Every training session an organization schedules is an attempt to change that enterprise. Organizations need to get real and provide the support each learner will need after the training session is over.

Wednesday, November 4, 2009

Training Doesn't Work!


Yes, you heard right... I said, "Training Doesn't Work!"

Not even my training sessions...which are, of course, excellent. ;-)

UNLESS...

You do something AFTER the training session. You will not improve, you will not succeed, you will not do something different, unless you do what you need to do after the training session ends.

You must follow up with the next steps (and then the steps beyond), you must make different connections to find those role models, that coach, those heroes of change. You must discover those new stories that will support your change and help you do something different.

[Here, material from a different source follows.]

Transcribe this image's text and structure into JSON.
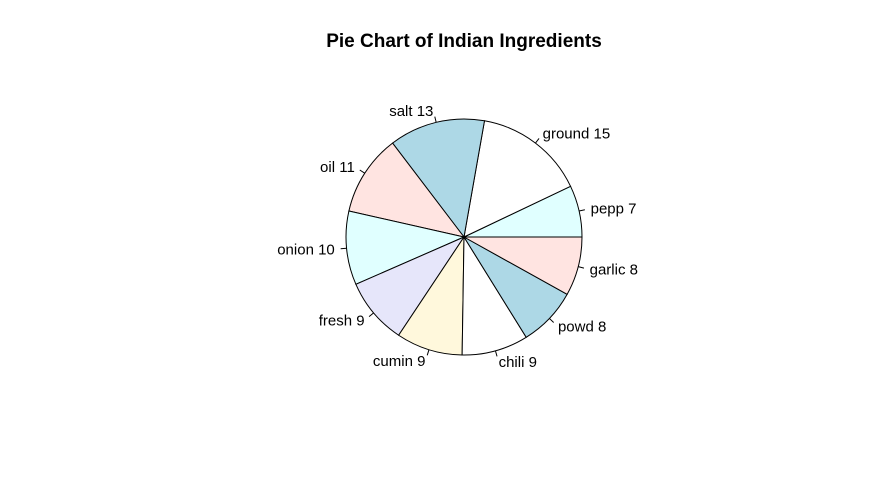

Training can help you with all that. And whoever is doing or sponsoring the training should provide you with the opportunity for support after your training. But, let's get real, nothing will happen unless...YOU take action.

Training is just the start. Training gives you some of the new tools you need. Good training may even give you the inspiration that triggers your motivation to change. But when the training ends it's up to you.

It's up to you to do the deep practice that makes real change, real improvement, real success (however you define that) possible.

After the training it's time for you to get real to make it real.

Training can give you ignition. Lift-off is up to you.